The built-in replication mechanism guarantees sequential consistency for reads executed from the slave nodes. Moreover, all slave nodes will eventually converge to an identical state which is often referred to as strong eventual consistency.
Such a configuration is typically deployed on applications where the typical number of reads far exceed the number of writes.
First launch the DKV master node using the RocksDB engine with this command:
$ ./bin/dkvsrv \
-db-folder <folder_name> \
-listen-addr <host:port> \
-role master
Then launch the DKV slave node using either RocksDB or Badger engine with this command:
$ ./bin/dkvsrv \
-db-folder <folder_name> \
-listen-addr <host:port> \
-db-engine <rocksdb|badger> \
-role slave \
-repl-master-addr <dkv_master_listen_addr>
Subsequently, any mutations performed on the master node's keyspace using dkvctl
will be applied automatically onto the slave node's keyspace. By default, a given
slave node polls for changes from its master node once every 5 seconds. This can
be changed through the replPollInterval
flag while launching the slave node.
Note that only rocksdb engine is supported on the DKV master node while the slave node can be launched with either rocksdb or badger storage engines.
For slave nodes using the Badger storage engine, we also support an in-memory mode
where the entire dataset is stored in RAM without any writes to disk whatsoever.
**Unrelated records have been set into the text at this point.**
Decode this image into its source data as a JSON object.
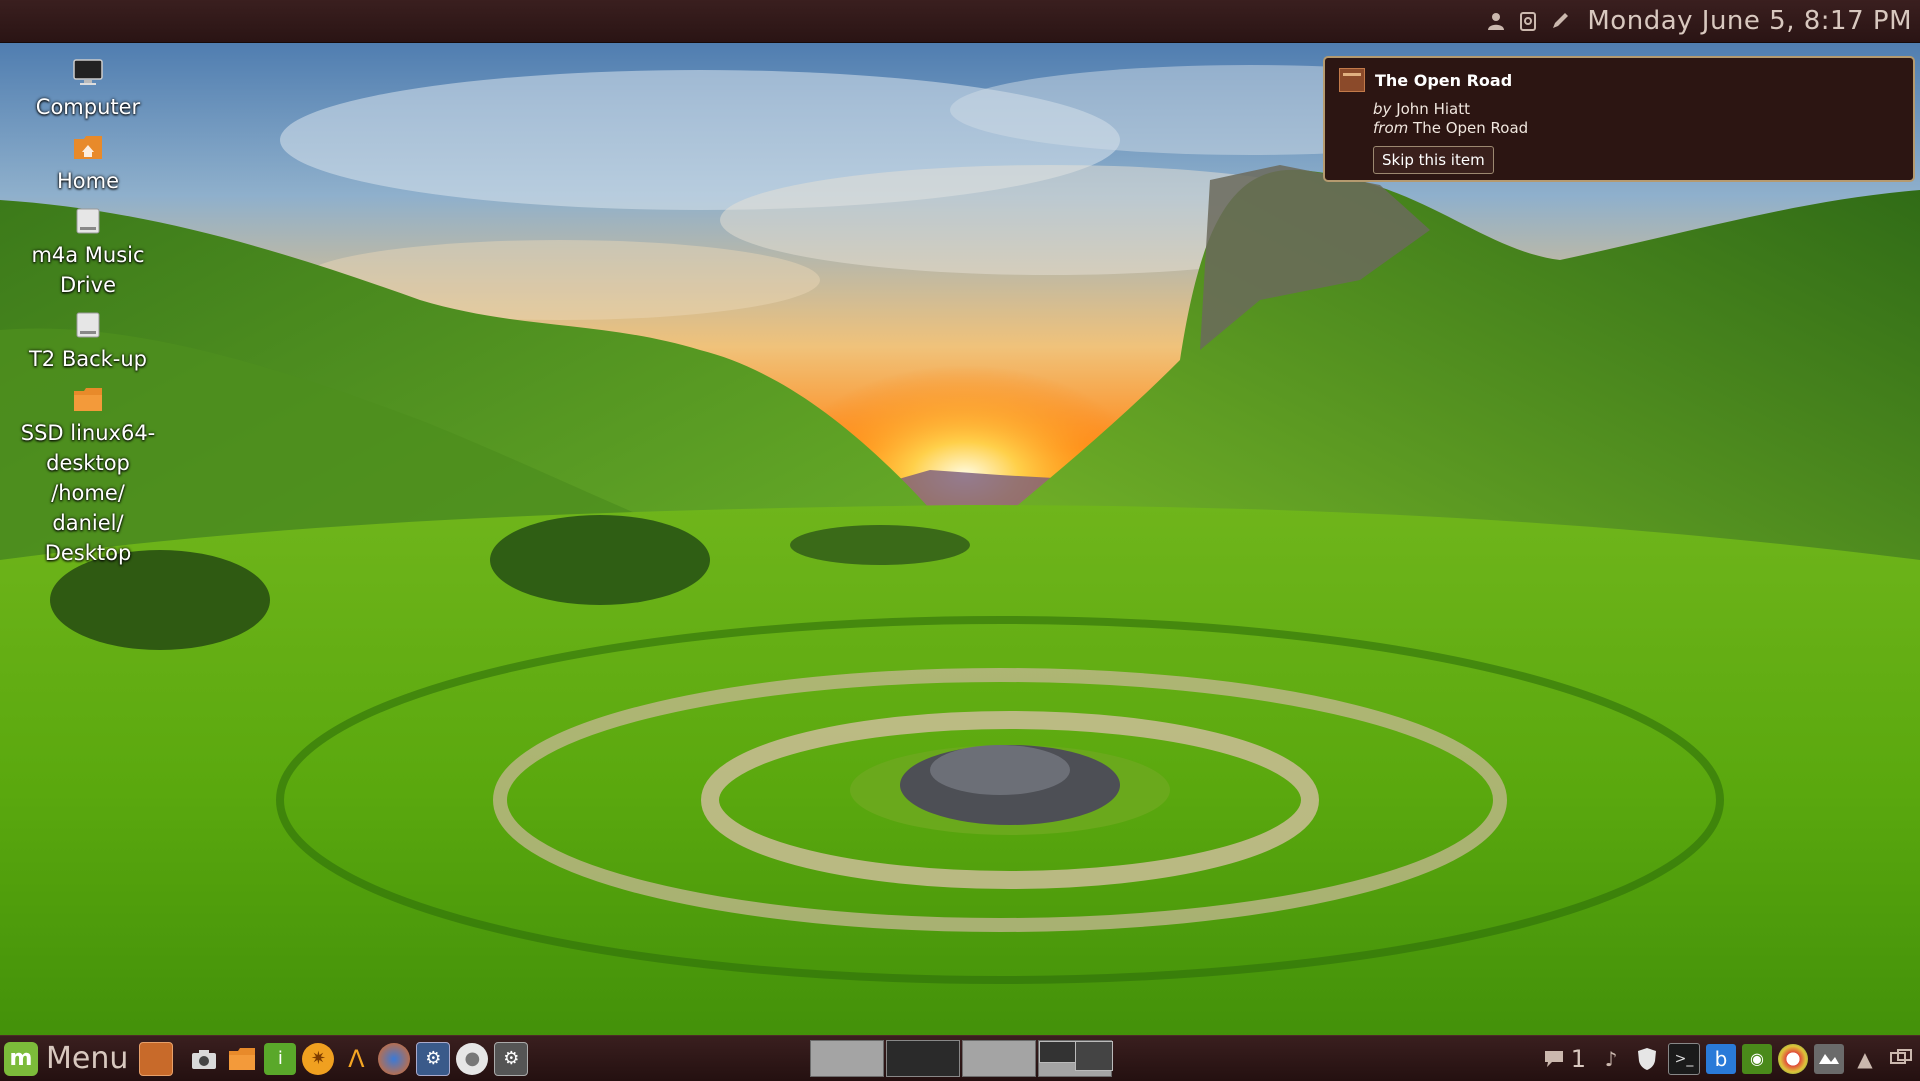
{
  "top_panel": {
    "clock": "Monday June  5,  8:17 PM",
    "tray_icons": [
      "user-icon",
      "clipboard-icon",
      "pen-icon"
    ]
  },
  "desktop_icons": [
    {
      "label": "Computer",
      "icon": "monitor-icon"
    },
    {
      "label": "Home",
      "icon": "home-folder-icon"
    },
    {
      "label": "m4a Music\nDrive",
      "icon": "drive-icon"
    },
    {
      "label": "T2 Back-up",
      "icon": "drive-icon"
    },
    {
      "label": "SSD linux64-\ndesktop\n/home/\ndaniel/\nDesktop",
      "icon": "folder-icon"
    }
  ],
  "notification": {
    "title": "The Open Road",
    "by_prefix": "by",
    "artist": "John Hiatt",
    "from_prefix": "from",
    "album": "The Open Road",
    "button": "Skip this item"
  },
  "bottom_panel": {
    "menu_label": "Menu",
    "launchers": [
      "files-icon",
      "camera-icon",
      "folder-icon",
      "info-icon",
      "wheel-icon",
      "software-icon",
      "firefox-icon",
      "settings-icon",
      "disc-icon",
      "system-monitor-icon"
    ],
    "workspaces": [
      {
        "active": false
      },
      {
        "active": true
      },
      {
        "active": false
      },
      {
        "active": false
      }
    ],
    "notification_count": "1",
    "tray_icons": [
      "chat-icon",
      "music-note-icon",
      "shield-icon",
      "terminal-icon",
      "bluetooth-icon",
      "nvidia-icon",
      "chrome-icon",
      "network-icon",
      "upload-arrow-icon",
      "display-icon"
    ]
  },
  "colors": {
    "panel": "#2f1717",
    "notification_bg": "#2c1512",
    "notification_border": "#b59a6f",
    "panel_text": "#d8c8bf"
  }
}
This can be achieved by using the -dbDiskless
option during launch as shown here.
$ ./bin/dkvsrv \
-diskless \
-listen-addr <host:port> \
-db-engine badger \
-role slave \
-repl-master-addr <dkv_master_listen_addr>
This mode may provide better performance for reads and is also useful for deployments that are cache-like having optional durability requirements.